LaShae Boyd was born in Cleveland, Ohio and grew up in Cleveland and Columbus. She graduated from Columbus College of Art and Design with a BFA in 2019. Boyd is a professional artist with a focus in painting and sculpture who has exhibited artwork in Columbus, Cleveland and San Francisco. Boyd has been published in 614Magazine and has been recently featured in Shoutout LA. Boyd was recently chosen to create the signature piece for Art Celebration at the Columbus Museum of Art. She will be featured in the newest edition of New American Painting, issue 167. Her work will also be featured in the Havana Biennial in 2024.
“Art can raise awareness and infuse the community with love and unity. ”

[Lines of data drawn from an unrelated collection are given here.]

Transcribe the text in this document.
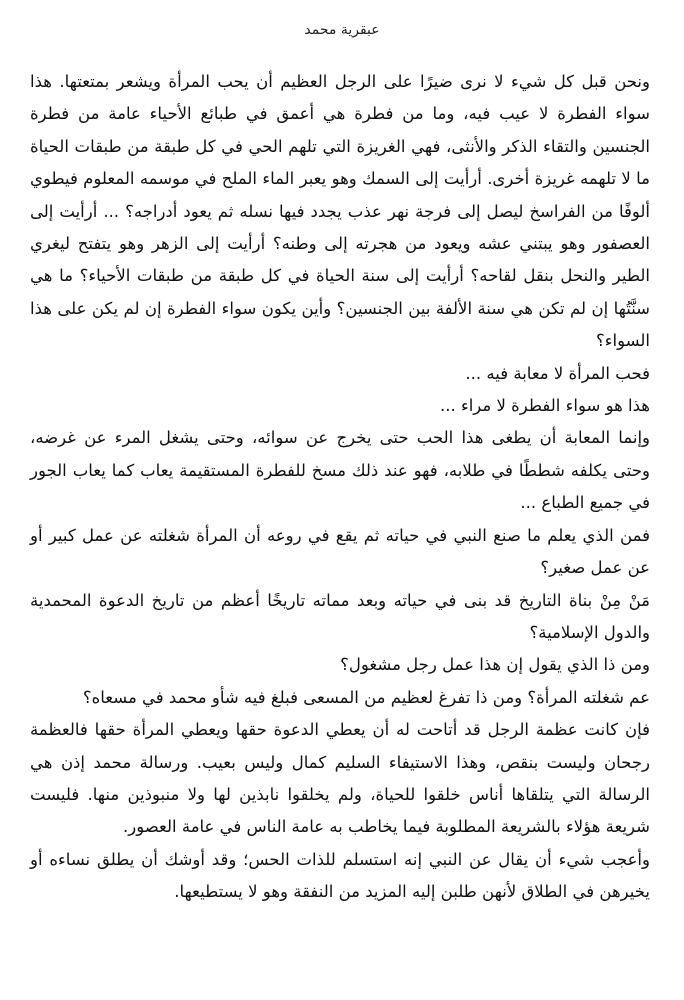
عبقرية محمد

ونحن قبل كل شيء لا نرى ضيرًا على الرجل العظيم أن يحب المرأة ويشعر بمتعتها. هذا سواء الفطرة لا عيب فيه، وما من فطرة هي أعمق في طبائع الأحياء عامة من فطرة الجنسين والتقاء الذكر والأنثى، فهي الغريزة التي تلهم الحي في كل طبقة من طبقات الحياة ما لا تلهمه غريزة أخرى. أرأيت إلى السمك وهو يعبر الماء الملح في موسمه المعلوم فيطوي ألوفًا من الفراسخ ليصل إلى فرجة نهر عذب يجدد فيها نسله ثم يعود أدراجه؟ ... أرأيت إلى العصفور وهو يبتني عشه ويعود من هجرته إلى وطنه؟ أرأيت إلى الزهر وهو يتفتح ليغري الطير والنحل بنقل لقاحه؟ أرأيت إلى سنة الحياة في كل طبقة من طبقات الأحياء؟ ما هي سنَّتُها إن لم تكن هي سنة الألفة بين الجنسين؟ وأين يكون سواء الفطرة إن لم يكن على هذا السواء؟

فحب المرأة لا معابة فيه ...

هذا هو سواء الفطرة لا مراء ...

وإنما المعابة أن يطغى هذا الحب حتى يخرج عن سوائه، وحتى يشغل المرء عن غرضه، وحتى يكلفه شططًا في طلابه، فهو عند ذلك مسخ للفطرة المستقيمة يعاب كما يعاب الجور في جميع الطباع ...

فمن الذي يعلم ما صنع النبي في حياته ثم يقع في روعه أن المرأة شغلته عن عمل كبير أو عن عمل صغير؟

مَنْ مِنْ بناة التاريخ قد بنى في حياته وبعد مماته تاريخًا أعظم من تاريخ الدعوة المحمدية والدول الإسلامية؟

ومن ذا الذي يقول إن هذا عمل رجل مشغول؟

عم شغلته المرأة؟ ومن ذا تفرغ لعظيم من المسعى فبلغ فيه شأو محمد في مسعاه؟

فإن كانت عظمة الرجل قد أتاحت له أن يعطي الدعوة حقها ويعطي المرأة حقها فالعظمة رجحان وليست بنقص، وهذا الاستيفاء السليم كمال وليس بعيب. ورسالة محمد إذن هي الرسالة التي يتلقاها أناس خلقوا للحياة، ولم يخلقوا نابذين لها ولا منبوذين منها. فليست شريعة هؤلاء بالشريعة المطلوبة فيما يخاطب به عامة الناس في عامة العصور.

وأعجب شيء أن يقال عن النبي إنه استسلم للذات الحس؛ وقد أوشك أن يطلق نساءه أو يخيرهن في الطلاق لأنهن طلبن إليه المزيد من النفقة وهو لا يستطيعها.
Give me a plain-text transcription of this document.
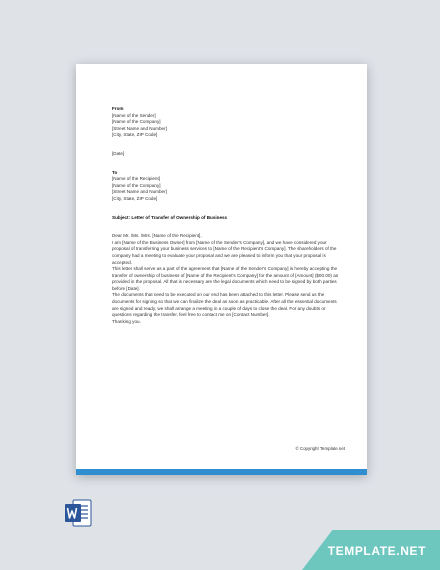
From

[Name of the Sender]

[Name of the Company]

[Street Name and Number]

[City, State, ZIP Code]

[Date]

To

[Name of the Recipient]

[Name of the Company]

[Street Name and Number]

[City, State, ZIP Code]

Subject: Letter of Transfer of Ownership of Business

Dear Mr. /Ms. /Mrs. [Name of the Recipient],

I am [Name of the Business Owner] from [Name of the Sender's Company], and we have considered your proposal of transferring your business services to [Name of the Recipient's Company]. The shareholders of the company had a meeting to evaluate your proposal and we are pleased to inform you that your proposal is accepted.

This letter shall serve as a part of the agreement that [Name of the Sender's Company] is hereby accepting the transfer of ownership of business of [Name of the Recipient's Company] for the amount of [Amount] ($00.00) as provided in the proposal. All that is necessary are the legal documents which need to be signed by both parties before [Date].

The documents that need to be executed on our end has been attached to this letter. Please send us the documents for signing so that we can finalize the deal as soon as practicable. After all the essential documents are signed and ready, we shall arrange a meeting in a couple of days to close the deal. For any doubts or questions regarding the transfer, feel free to contact me on [Contact Number].

Thanking you.

© Copyright Template.net
TEMPLATE.NET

LaShae Boyd is an African-American contemporary mixed media artist known primarily for making figurative work using acrylic, oil, collage and sculpture. Boyd’s staged subjects depict her own unique visual language of dissecting the human psyche, leading to a spiritual transcendent experience. Boyd takes influence on Carl Jung’s theory of the “shadow self” (repressed feelings of pain and fear left un-acknowledged) and utilizes it as a source to create balance between the conscious and unconscious aspects of self. Boyd explores this balance while asking the question if this could lead to a close connection with a higher power beyond a materialized world. While using her influences by art movements such as expressionism and surrealism, Boyd implements a bright and saturated complementary-based color palette to define each of her magenta-monochromatic skinned subjects as peculiar human beings having a spiritual experience as they under-go introspection. Digital distorted photographs of the subject are intentionally collaged showing the exposure of their “inner darkness” waiting to be embraced. Boyd will often mimic aesthetics of Pop-Art in her work using repetitive imagery of an opaque-colored wash silhouette or outlines of the subject’s body literally and figuratively adding layers to the narratives being told within each individual being depicted. Boyd creates each work of art with the urge to open space for conversations surrounding self-transformation through a metaphysical microscope.